Leonardo Padura, pinceladas caribeñas

La literatura cubana, incluso en los países de habla hispana, no goza de una gran expansión. Las particularidades del sistema de publicaciones de la isla a las que hay que sumar la falta de materias primeras, hacen que la oferta sea más que limitada; a pesar de ello algunos nombres logran trascender hacia el extranjero. Es el caso del escritor nacido en La Habana (1955) quien, a base de una obra extensa y diversificada, ha ido ganando trascendencia con el transcurso de los años.

Egresado de la cátedra de literatura latinoamericana de la universidad de la capital insular, sus primeros textos estuvieron ligados al ámbito periodístico en órganos de la isla, como el diario Juventud Rebelde. Aunque no transcurriría mucho tiempo para que diera el paso hacia la ficción literaria con la publicación de su primera novela, Fiebre de caballos.  

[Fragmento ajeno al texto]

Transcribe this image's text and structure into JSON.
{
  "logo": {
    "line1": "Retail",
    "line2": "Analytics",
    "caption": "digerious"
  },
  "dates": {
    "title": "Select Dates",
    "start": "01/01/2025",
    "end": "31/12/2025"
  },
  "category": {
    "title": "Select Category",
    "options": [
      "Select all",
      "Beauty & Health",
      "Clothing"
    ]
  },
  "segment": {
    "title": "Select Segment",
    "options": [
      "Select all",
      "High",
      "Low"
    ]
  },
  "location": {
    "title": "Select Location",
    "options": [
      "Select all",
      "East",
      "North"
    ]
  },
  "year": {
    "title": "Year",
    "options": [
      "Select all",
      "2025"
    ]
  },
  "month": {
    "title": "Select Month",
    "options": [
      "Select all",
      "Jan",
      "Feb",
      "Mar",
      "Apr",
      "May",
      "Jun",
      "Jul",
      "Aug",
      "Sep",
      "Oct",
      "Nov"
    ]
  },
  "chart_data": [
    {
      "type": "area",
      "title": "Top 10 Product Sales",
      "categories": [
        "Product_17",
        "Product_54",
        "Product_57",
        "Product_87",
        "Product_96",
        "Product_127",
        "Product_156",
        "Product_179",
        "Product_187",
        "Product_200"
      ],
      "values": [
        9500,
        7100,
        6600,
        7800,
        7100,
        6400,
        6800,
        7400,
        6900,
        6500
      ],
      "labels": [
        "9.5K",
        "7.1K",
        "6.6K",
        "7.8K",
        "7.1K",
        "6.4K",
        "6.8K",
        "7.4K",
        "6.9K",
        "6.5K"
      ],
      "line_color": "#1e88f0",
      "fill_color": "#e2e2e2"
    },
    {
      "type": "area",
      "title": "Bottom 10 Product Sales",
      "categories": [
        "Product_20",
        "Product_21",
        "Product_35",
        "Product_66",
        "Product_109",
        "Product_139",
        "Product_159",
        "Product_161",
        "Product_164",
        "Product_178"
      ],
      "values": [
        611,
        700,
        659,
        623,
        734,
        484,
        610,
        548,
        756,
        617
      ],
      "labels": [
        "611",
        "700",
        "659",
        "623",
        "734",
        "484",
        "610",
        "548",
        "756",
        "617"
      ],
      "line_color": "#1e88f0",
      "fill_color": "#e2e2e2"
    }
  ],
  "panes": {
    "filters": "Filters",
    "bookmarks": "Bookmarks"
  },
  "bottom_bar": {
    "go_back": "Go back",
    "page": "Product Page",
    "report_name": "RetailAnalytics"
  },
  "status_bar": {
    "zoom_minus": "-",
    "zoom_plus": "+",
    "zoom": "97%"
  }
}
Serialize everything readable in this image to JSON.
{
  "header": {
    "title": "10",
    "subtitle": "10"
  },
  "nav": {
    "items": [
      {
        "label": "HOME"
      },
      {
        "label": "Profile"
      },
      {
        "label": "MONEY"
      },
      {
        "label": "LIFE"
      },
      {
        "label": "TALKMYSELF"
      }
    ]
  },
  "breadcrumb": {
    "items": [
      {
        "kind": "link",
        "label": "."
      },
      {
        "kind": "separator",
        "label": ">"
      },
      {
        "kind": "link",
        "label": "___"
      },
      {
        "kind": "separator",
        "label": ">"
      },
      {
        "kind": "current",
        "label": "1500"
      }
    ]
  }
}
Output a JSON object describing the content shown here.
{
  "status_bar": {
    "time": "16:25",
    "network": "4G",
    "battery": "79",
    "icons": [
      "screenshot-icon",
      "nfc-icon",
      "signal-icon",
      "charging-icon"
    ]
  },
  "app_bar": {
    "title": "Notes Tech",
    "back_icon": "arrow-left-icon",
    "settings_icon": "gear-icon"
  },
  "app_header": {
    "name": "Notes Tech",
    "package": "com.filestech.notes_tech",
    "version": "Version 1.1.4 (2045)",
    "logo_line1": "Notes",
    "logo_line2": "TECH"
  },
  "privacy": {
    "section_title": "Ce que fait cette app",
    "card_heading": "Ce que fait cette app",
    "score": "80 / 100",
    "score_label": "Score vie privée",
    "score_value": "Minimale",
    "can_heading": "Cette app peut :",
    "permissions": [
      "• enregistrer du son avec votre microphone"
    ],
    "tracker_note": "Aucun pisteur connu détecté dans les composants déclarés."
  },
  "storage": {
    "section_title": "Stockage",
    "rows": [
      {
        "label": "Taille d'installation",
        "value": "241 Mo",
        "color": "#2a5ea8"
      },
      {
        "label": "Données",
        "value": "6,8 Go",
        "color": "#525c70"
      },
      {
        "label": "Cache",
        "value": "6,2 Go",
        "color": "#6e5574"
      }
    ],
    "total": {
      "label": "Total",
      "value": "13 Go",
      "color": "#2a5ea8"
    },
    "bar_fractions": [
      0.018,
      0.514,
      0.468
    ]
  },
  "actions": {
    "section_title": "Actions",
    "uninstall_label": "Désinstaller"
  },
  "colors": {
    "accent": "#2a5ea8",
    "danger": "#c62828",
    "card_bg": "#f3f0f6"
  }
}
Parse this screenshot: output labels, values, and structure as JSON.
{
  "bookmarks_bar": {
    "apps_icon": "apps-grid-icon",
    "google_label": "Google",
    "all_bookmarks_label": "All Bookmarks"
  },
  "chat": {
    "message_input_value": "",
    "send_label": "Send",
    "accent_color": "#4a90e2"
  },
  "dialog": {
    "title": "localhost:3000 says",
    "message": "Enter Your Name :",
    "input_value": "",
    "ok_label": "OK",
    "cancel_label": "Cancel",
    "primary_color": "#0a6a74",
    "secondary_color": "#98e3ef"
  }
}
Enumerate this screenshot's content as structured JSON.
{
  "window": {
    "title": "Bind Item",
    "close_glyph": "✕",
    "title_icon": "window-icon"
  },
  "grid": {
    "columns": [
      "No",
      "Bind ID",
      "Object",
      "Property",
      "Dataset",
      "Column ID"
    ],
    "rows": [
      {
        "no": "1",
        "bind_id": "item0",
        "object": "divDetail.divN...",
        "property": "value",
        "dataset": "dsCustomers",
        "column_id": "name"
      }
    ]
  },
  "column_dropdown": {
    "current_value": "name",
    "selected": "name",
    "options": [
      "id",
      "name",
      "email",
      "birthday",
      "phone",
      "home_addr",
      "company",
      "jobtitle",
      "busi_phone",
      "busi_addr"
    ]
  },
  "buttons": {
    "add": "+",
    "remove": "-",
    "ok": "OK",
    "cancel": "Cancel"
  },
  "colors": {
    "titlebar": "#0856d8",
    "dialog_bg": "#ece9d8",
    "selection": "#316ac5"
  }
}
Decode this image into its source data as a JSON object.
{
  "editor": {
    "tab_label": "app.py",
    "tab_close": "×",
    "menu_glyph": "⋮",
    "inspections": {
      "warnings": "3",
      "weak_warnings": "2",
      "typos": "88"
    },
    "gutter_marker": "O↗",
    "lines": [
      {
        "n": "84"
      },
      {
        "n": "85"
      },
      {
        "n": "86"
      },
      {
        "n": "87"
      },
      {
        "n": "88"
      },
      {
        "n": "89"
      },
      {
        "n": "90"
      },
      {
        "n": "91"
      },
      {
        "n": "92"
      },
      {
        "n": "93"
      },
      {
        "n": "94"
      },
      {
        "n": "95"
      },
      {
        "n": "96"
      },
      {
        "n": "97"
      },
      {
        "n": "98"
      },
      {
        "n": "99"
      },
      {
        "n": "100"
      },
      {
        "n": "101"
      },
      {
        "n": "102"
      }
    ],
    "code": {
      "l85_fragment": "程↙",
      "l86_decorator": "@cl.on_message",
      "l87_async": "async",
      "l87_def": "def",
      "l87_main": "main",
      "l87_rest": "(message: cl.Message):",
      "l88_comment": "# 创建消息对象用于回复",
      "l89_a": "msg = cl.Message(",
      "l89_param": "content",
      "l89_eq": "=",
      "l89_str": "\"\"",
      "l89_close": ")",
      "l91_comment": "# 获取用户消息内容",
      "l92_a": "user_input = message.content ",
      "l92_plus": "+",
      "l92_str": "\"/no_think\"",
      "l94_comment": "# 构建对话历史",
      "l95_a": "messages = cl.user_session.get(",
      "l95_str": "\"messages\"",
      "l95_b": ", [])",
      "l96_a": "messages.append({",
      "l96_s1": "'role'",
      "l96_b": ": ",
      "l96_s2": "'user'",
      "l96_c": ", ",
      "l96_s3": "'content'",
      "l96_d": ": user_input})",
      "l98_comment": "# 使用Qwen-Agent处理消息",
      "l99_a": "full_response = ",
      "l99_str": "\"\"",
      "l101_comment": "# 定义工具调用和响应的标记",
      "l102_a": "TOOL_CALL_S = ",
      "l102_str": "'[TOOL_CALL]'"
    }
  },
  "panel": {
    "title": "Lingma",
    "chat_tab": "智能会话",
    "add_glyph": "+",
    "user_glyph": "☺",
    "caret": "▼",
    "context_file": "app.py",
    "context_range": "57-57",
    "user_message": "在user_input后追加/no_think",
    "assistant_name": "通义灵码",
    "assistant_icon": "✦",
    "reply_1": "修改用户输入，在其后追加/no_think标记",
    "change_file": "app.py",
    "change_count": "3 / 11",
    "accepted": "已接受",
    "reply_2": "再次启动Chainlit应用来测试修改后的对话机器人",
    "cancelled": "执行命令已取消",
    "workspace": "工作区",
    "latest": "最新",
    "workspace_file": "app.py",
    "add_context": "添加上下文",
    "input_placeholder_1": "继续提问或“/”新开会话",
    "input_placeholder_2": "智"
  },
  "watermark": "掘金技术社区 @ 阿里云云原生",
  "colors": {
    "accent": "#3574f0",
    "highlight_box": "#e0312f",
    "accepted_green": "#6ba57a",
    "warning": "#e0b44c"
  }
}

A partir de ese momento su escritos se han ido ampliando con otras tantas novelas: Adiós Hemingway o El hombre que amaba a los perros; así como con la incursión en otros géneros, como el ensayo: La Cultura y la Revolución Cubana o La memoria y el olvido; el relato breve: El cazador, Nueve noches con Amada Luna; y también el guión cinematográfico, con Regreso a Ítaca o Cuatro estaciones en La Habana. Textos por los que cosechó diferentes distinciones, como el Premio Nacional de Literatura de Cuba, o el Hammett de la Asociación de Escritores de Novela Policíaca, y también por el conjunto de su producción literaria, con la distinción de la Orden de las Artes y las Letras de Ministerio de Cultura de Francia, y el premio Princesa de Asturias de las Letras.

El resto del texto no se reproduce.